Annem Hayatta Olduğu İçin Mutluyum (Je Suis Heureux Que Ma Mere Soit Vivante) – Claude Miller & Nathan Miller : İncelikli filmlerin yönetmeni Claude Miller’dan oğlu ile beraber çektiği bir film. İnceliğe eklenen bir genç bakış. Kalıcı ve etkileyici bir başlangıç olmuş Nathan Miller için. Sevmek, sevilmek, şefkat arayışı, sevilerek kendi varlığını doğrulayabilmek üzerine. Dram kelimesinin anlamını bozan tüm sıradan filmlere inat yenilikçi ve özgür bir bakışın bir dramı nasıl unutulmaz kılabileceğine bir örnek. Miller’ın zerafet dolu, yürek burkan, ele aldığı en sıradan temaya, çektiği en kısa bir sahneye bile “kutsallık” atfeden anlatımını özlemişim. Wilde’ı hatırlamamak elde değil; “Yet each man kills the thing he loves”.

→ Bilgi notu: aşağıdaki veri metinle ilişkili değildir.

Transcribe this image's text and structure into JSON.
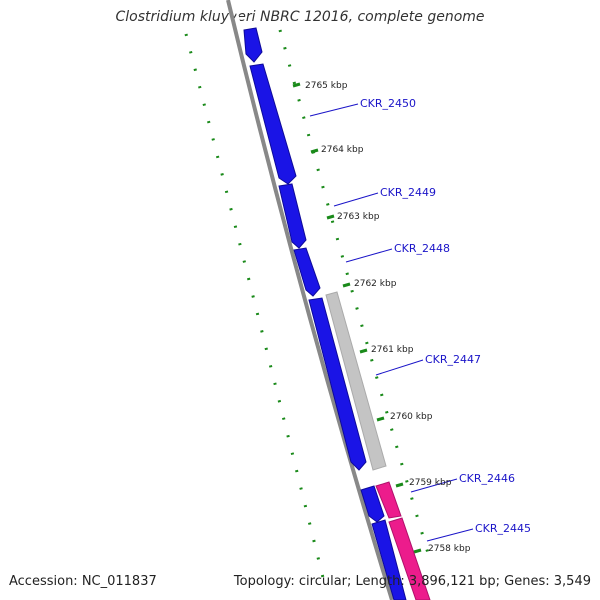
{
  "title": "Clostridium kluyveri NBRC 12016, complete genome",
  "footer": {
    "accession": "Accession: NC_011837",
    "summary": "Topology: circular; Length: 3,896,121 bp; Genes: 3,549"
  },
  "colors": {
    "backbone": "#888888",
    "gene_blue": "#1a14e6",
    "gene_gray": "#c4c4c4",
    "gene_pink": "#ec1c8c",
    "tick_green": "#1a8a1a",
    "label_blue": "#1a14c8"
  },
  "position_labels": [
    "2765 kbp",
    "2764 kbp",
    "2763 kbp",
    "2762 kbp",
    "2761 kbp",
    "2760 kbp",
    "2759 kbp",
    "2758 kbp"
  ],
  "gene_labels": [
    "CKR_2450",
    "CKR_2449",
    "CKR_2448",
    "CKR_2447",
    "CKR_2446",
    "CKR_2445"
  ]
}
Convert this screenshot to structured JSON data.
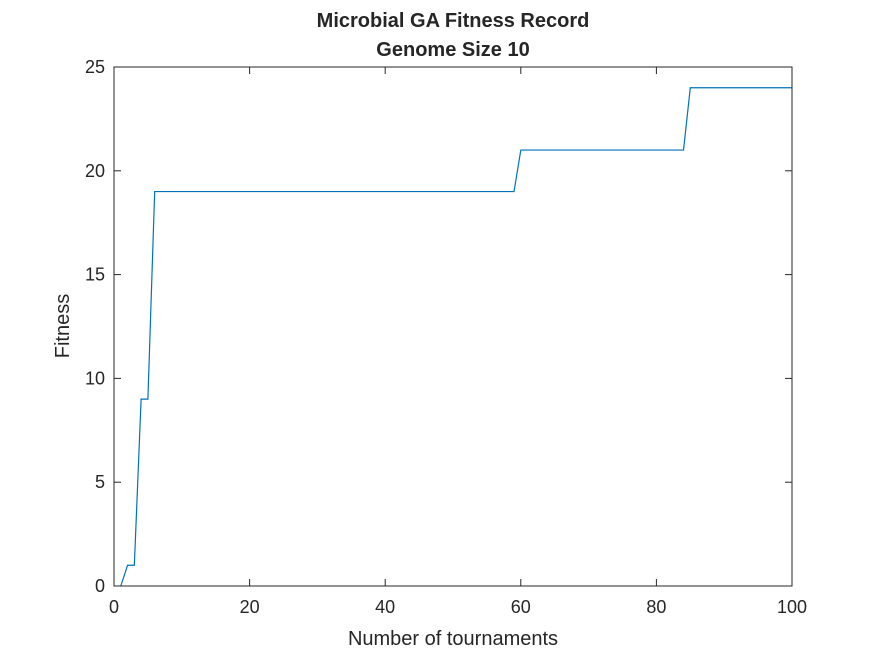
{
  "chart_data": {
    "type": "line",
    "title": [
      "Microbial GA Fitness Record",
      "Genome Size 10"
    ],
    "xlabel": "Number of tournaments",
    "ylabel": "Fitness",
    "xlim": [
      0,
      100
    ],
    "ylim": [
      0,
      25
    ],
    "xticks": [
      0,
      20,
      40,
      60,
      80,
      100
    ],
    "yticks": [
      0,
      5,
      10,
      15,
      20,
      25
    ],
    "grid": false,
    "box": true,
    "series": [
      {
        "color": "#0072bd",
        "points": [
          [
            1,
            0
          ],
          [
            2,
            1
          ],
          [
            3,
            1
          ],
          [
            4,
            9
          ],
          [
            5,
            9
          ],
          [
            6,
            19
          ],
          [
            59,
            19
          ],
          [
            60,
            21
          ],
          [
            84,
            21
          ],
          [
            85,
            24
          ],
          [
            100,
            24
          ]
        ]
      }
    ]
  }
}
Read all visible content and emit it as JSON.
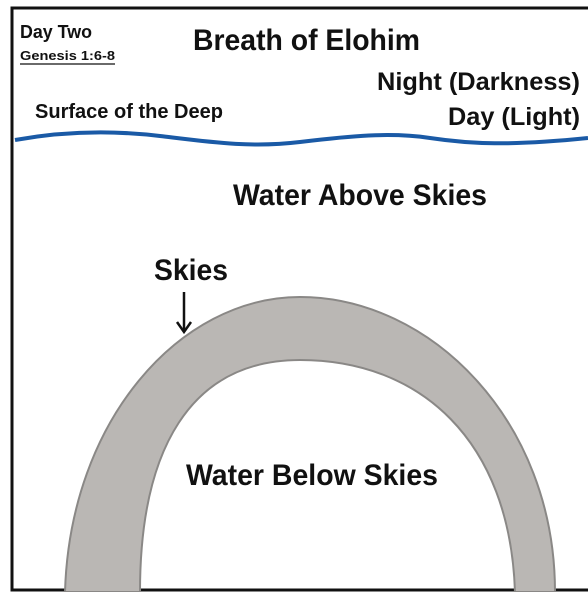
{
  "header": {
    "day": "Day Two",
    "reference": "Genesis 1:6-8",
    "title": "Breath of Elohim"
  },
  "labels": {
    "night": "Night (Darkness)",
    "day": "Day (Light)",
    "surface": "Surface of the Deep",
    "water_above": "Water Above Skies",
    "skies": "Skies",
    "water_below": "Water Below Skies"
  }
}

(“I’m Glad My Mother Is Alive”)

2010 Festival Notları 4

Akvaryum (Fish Tank) – Andrea Arnold : “Free cinema?” Sadece İngilizlerin yapabileceği türden bir “gerçekçi” film. Yalınlığı, en küçük bir fazlalık içermemesi, doğallığı, bir Amerikan filminde altı kalın bir şekilde çizilecek unsurların tüm saf hali ile önümüze serilmesi. Doğal oyunculuklar. Büyümenin sıkıcılığı, birlikte olmanın seçimimize bağlı olmadığı insanları sev(eme)me ve saflığın artık anlamını yitirmiş bir kavram olması üzerine.  

 

Öksüz (Huacho) – Alejandro Fernandez Almendras : Şili’de bir küçük yerde geçen bağımsız bir film; tam da bu. Tüm bir ailenin her bir bireyinin bir günü, tüm dürüstlüğü ile. En ufak bir yapaylık, dışarıdan en küçük bir müdahele olmadan hayatın akıp giden ritminin saptanması. Oysa hayattaki her şey var filmde; sevgi, fedakarlık, yoksulluk, dayanışma, acı.  İnsan her yerde aynı, yoksulluk her yerde aynı. Kendinizi filme bıraktığınızda, samimiyeti hissetmemek imkânsız.

 

Mao’nun Son Dansçısı (Mao’s Last Dancer) – Bruce Beresford : Herkes hata yapar ama kötü (ötesi) bu filmin festivalde işi ne. Tek bir tutar yanı olmayan, bir sıradan TV filminin basitliğini bile aşamayan, anlatımı ile, politik duruşu ile, sineması ile kötü bir film. Yıldız Savaşları’ndan sonra sinemada uyumama çabası verdiğim ilk film. Kötü.